With two years to go until the 2023 World Cup, England’s increasing desire to back flexible-minded, adaptable players is even better news. Malins, personally, has long thought the southern hemisphere does not have a monopoly on attacking players keen to express themselves with ball in hand. “I think that’s the better part of my game … that instinctive nature, playing what’s in front of you. That’s certainly getting coached now, keeping your eyes up and not necessarily sticking to a system. The more I can do that then hopefully the more opportunities I can take.”
A productive loan year spent at Bristol Bears also helped, specifically watching and learning from the gifted former All Black Charles Piutau. “Charles just has an incredible step and vision for the game. His ability to beat people one on one is incredible. You can’t imitate that but it’s more about what he sees … how he manipulates defenders to get what he wants, whether it is shaping his body one way and then going the other.
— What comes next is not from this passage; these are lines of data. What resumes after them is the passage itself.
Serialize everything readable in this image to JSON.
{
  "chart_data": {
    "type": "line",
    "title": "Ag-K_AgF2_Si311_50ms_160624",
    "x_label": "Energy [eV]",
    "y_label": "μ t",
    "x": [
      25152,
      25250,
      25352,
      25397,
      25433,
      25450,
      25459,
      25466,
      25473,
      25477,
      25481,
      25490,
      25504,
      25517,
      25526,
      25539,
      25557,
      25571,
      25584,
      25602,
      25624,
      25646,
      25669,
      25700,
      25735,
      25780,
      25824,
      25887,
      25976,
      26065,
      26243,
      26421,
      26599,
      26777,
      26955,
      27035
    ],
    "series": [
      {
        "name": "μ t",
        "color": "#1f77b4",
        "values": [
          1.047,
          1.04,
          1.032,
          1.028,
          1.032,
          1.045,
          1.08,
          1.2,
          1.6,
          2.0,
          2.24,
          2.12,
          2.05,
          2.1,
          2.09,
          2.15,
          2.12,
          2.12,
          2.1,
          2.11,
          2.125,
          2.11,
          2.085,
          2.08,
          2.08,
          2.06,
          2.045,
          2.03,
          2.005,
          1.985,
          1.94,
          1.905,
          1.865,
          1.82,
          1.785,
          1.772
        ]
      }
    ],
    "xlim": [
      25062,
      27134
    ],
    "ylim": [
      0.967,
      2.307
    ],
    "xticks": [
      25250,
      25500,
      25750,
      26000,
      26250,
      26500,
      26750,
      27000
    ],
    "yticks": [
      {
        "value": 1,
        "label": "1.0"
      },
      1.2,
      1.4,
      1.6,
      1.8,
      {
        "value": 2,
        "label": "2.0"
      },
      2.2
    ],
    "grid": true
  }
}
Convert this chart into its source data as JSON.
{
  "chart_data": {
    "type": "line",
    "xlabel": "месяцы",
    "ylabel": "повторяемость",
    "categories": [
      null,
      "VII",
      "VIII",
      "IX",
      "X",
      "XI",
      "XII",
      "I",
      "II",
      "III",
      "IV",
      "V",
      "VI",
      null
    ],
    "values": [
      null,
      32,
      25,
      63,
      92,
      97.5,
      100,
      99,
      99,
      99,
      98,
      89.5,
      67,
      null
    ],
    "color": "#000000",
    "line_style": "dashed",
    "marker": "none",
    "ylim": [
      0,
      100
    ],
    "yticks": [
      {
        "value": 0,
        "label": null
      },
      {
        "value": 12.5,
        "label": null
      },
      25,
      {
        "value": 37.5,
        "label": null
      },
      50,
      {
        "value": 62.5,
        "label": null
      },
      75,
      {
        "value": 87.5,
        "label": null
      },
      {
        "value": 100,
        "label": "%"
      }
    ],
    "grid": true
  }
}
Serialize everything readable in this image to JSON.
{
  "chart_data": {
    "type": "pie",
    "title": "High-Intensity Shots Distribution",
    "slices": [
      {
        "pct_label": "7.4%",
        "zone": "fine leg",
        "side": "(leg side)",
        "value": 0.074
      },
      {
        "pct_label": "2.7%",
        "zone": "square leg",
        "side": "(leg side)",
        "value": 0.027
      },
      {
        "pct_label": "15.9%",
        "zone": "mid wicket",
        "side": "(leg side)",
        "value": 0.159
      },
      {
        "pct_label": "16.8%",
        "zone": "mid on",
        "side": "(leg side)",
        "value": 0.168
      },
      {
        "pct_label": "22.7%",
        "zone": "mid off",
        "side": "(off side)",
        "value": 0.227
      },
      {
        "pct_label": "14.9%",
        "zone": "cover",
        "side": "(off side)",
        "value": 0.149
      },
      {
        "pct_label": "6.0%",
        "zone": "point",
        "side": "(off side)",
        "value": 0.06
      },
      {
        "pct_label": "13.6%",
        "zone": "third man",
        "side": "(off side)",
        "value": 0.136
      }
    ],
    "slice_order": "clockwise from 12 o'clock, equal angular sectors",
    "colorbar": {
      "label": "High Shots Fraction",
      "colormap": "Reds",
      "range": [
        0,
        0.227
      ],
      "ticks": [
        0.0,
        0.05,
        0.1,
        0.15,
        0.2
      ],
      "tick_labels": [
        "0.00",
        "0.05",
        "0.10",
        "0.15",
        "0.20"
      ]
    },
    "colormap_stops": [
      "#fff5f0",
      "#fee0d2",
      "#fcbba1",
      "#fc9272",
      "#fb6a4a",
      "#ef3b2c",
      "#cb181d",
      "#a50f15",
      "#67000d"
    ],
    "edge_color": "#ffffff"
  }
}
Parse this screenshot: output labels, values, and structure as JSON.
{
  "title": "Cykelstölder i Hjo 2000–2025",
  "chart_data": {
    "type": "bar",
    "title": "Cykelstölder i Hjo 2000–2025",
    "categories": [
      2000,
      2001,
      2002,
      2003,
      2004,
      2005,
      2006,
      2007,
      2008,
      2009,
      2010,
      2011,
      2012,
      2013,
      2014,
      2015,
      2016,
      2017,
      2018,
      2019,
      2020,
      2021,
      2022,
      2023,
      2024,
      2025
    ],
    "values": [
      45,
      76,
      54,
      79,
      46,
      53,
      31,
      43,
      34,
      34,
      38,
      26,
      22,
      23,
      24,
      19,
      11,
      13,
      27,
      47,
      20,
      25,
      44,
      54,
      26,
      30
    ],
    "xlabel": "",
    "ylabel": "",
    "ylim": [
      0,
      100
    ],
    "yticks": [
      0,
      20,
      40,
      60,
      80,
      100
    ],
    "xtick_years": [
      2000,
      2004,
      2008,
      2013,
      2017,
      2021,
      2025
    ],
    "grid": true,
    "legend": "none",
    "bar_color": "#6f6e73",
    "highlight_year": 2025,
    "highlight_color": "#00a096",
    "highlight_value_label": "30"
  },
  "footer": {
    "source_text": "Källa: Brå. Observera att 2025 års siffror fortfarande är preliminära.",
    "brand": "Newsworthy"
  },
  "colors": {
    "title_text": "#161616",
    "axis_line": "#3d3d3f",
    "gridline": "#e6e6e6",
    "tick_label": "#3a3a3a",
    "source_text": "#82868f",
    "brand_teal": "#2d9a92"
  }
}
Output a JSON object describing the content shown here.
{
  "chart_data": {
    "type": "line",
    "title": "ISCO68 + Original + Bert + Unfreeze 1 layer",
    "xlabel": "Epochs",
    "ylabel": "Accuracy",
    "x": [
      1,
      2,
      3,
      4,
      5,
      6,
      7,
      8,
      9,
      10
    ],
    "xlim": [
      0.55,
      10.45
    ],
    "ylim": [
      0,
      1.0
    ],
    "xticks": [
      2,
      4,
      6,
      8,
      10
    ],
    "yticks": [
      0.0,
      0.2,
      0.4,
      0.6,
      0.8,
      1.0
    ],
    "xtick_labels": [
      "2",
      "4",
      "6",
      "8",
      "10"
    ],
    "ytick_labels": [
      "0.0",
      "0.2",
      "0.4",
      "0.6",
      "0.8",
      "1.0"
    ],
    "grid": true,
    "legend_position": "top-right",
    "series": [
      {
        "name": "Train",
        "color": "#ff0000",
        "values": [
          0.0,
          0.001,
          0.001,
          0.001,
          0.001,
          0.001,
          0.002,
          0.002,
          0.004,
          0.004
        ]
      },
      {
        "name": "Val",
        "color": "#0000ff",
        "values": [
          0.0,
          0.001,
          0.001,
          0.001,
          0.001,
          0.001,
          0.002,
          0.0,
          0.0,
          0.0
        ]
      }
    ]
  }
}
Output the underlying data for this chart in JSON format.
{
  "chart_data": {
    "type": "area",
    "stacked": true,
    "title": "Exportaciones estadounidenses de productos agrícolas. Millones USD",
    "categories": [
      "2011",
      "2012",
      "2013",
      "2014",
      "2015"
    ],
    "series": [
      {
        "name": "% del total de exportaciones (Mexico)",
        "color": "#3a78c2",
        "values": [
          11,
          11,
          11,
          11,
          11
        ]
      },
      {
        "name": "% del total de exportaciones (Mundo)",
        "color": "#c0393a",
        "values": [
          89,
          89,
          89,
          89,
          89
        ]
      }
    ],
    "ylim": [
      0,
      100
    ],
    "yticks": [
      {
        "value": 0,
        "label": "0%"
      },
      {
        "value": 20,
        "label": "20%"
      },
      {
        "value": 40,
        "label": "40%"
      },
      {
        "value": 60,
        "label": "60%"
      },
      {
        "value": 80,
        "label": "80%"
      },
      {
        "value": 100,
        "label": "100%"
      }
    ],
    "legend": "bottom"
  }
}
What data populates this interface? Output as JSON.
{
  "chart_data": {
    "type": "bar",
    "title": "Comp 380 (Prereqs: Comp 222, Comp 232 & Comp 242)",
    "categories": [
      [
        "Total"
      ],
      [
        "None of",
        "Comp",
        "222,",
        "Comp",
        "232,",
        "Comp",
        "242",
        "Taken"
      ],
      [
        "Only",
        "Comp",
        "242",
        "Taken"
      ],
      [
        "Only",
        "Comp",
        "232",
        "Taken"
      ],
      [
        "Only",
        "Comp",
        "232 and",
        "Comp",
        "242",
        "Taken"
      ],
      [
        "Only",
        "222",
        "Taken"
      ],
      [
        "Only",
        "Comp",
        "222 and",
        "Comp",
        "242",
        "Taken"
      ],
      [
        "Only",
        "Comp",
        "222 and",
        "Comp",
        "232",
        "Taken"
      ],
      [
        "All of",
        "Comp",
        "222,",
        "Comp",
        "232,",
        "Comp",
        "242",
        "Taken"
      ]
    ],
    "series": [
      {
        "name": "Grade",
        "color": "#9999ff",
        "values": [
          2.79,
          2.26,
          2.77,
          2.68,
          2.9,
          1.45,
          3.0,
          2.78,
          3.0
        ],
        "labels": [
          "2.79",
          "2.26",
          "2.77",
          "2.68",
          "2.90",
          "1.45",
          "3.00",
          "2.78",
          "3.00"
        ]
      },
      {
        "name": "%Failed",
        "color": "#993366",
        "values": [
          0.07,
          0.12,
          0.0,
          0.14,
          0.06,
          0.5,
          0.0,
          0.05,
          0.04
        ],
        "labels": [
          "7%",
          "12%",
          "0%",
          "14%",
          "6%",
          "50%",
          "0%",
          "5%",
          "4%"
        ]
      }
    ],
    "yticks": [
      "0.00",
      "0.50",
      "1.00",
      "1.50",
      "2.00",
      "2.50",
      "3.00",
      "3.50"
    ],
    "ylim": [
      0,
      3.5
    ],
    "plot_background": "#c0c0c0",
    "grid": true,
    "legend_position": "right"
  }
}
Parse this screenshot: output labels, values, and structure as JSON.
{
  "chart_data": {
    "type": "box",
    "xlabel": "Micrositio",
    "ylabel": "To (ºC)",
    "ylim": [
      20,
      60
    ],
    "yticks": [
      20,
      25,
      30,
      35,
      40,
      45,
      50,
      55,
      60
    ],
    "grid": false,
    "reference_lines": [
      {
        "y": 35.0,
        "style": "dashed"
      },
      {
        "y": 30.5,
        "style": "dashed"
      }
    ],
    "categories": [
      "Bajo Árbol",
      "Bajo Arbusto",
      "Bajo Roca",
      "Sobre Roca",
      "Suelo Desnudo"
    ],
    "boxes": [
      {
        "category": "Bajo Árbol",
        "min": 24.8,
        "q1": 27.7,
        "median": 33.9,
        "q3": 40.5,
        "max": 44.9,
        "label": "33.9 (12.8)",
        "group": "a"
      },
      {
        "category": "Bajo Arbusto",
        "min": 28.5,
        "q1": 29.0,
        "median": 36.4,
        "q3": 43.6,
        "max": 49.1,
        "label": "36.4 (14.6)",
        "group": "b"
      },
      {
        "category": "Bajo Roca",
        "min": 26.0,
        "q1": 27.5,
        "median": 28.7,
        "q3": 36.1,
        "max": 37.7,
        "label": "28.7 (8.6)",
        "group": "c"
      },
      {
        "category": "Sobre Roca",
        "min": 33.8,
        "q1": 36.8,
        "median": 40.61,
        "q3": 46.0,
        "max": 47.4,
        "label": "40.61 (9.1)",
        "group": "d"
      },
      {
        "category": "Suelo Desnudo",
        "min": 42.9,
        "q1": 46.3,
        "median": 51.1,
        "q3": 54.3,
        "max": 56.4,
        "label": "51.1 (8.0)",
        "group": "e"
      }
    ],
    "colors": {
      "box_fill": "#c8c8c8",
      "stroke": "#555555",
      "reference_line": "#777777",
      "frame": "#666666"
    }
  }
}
I don’t specifically sit down and watch people’s clips but I always keep an eye out for the good players.”
So what does faze Malins? Even his parents and siblings, it seems, seldom see him ruffled. “I think that’s a bugbear of my family. When they try and annoy me it doesn’t really work.” Come on, surely something or somebody must scare him? “OK, if you want to frighten me get a snake in there and I’ll be running 100 miles.”
When it comes back to rugby, though, Malins has an almost Zen-like mindset. “I just try and stay calm and not think too much about the occasion. If I do that’s what takes away my instinctive nature. I try and keep as free a mind as possible.”
Trust in the “Max factor” and rugby instantly appears a more beautiful game.